For the majority of use-cases the amount of data being captured is the biggest factor driving the infrastructure sizing.
This table provides guidance on data volumes assuming a 50 column table.
|range||rows / day (realtime)||node size for data capture(GiB)||SKU (excluding local storage)||SKU (including local SSD
storage for rook-ceph)
|< 30 GiB / day||90,000,000||32||Standard_D8s_v5||rook-ceph not recommended given
the additional resource requirement
|< 75 GiB / day||200,000,000||64||Standard_D16s_v5||Standard_D16ds_v5|
|75 => 1000 Gi day||3,000,000,000||128||Standard_D32s_v5||Standard_D32ds_v5|
|1000 => 2500 GiB day||7,000,000,000||256||Standard_E32s_v5 /
|2500 => 3500 GiB day||10,000,000,000||384||Standard_E48s_v5 /
|3500 => 5000 GiB day||14,000,000,000||512||Standard_E64s_v5||Standard_E64ds_v5|
- For sizing purposes the concept of fields is used. Field entries are based on the multiplication of rows by columns e.g 15 fields could be 5 rows x 3 columns or vice versa. For estimation a field size of 8 bytes is used (for variations see https://code.kx.com/q/basics/datatypes/).

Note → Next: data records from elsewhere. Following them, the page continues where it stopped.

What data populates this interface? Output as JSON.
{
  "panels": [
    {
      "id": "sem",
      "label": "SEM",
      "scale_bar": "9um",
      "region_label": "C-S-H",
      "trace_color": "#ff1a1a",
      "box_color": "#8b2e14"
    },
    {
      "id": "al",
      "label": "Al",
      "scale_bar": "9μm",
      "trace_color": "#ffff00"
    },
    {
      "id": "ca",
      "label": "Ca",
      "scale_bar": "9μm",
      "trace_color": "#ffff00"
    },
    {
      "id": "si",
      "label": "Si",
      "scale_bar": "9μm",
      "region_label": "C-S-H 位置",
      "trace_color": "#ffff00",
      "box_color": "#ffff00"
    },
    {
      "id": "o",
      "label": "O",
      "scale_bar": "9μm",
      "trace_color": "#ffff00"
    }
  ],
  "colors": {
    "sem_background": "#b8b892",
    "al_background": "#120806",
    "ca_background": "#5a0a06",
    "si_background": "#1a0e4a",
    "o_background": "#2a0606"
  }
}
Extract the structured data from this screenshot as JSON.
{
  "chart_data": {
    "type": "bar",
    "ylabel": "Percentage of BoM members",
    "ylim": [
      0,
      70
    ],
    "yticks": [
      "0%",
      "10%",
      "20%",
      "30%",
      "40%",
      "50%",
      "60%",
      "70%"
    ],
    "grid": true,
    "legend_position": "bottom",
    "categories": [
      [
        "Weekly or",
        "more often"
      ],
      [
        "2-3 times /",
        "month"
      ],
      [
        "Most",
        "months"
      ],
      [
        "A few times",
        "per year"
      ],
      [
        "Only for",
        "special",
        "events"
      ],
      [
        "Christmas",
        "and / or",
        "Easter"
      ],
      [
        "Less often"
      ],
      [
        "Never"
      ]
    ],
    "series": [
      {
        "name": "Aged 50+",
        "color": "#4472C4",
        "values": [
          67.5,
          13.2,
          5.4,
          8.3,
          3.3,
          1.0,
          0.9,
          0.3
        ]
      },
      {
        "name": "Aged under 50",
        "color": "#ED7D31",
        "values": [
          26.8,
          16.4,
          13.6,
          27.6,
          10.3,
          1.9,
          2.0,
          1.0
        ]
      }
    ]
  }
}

- SKUs are for guidance only. For performance, cost, quota or configuration preferences these may not be suitable for all use-cases.
What if my requirements change?
Sizing requirements can be adjusted via configuration changes, often with little interruption to your system. Right-sizing and cost optimisation are easiest with a predictable usage profile.
What else impacts infrastructure sizing?
If your use case involves a considerable amount of late data this will impact your sizing needs.
The memory required to capture data often provides ample vCPU for the associated processing and query workloads e.g. a 128 GiB server will often include 32 vCPU.
Exceptions to this rule would be:
- complex data pipelines - for example pipelines leveraging multiple workers may need additional vCPU to maximise throughput
- additional shards - where data is split to reduce the max memory requirement, this does also distribute, and slightly increase, the vCPU burden.
Why do I need 3 nodes?
The resilience model utilised requires at least 3 nodes in this pool (see docs on RT).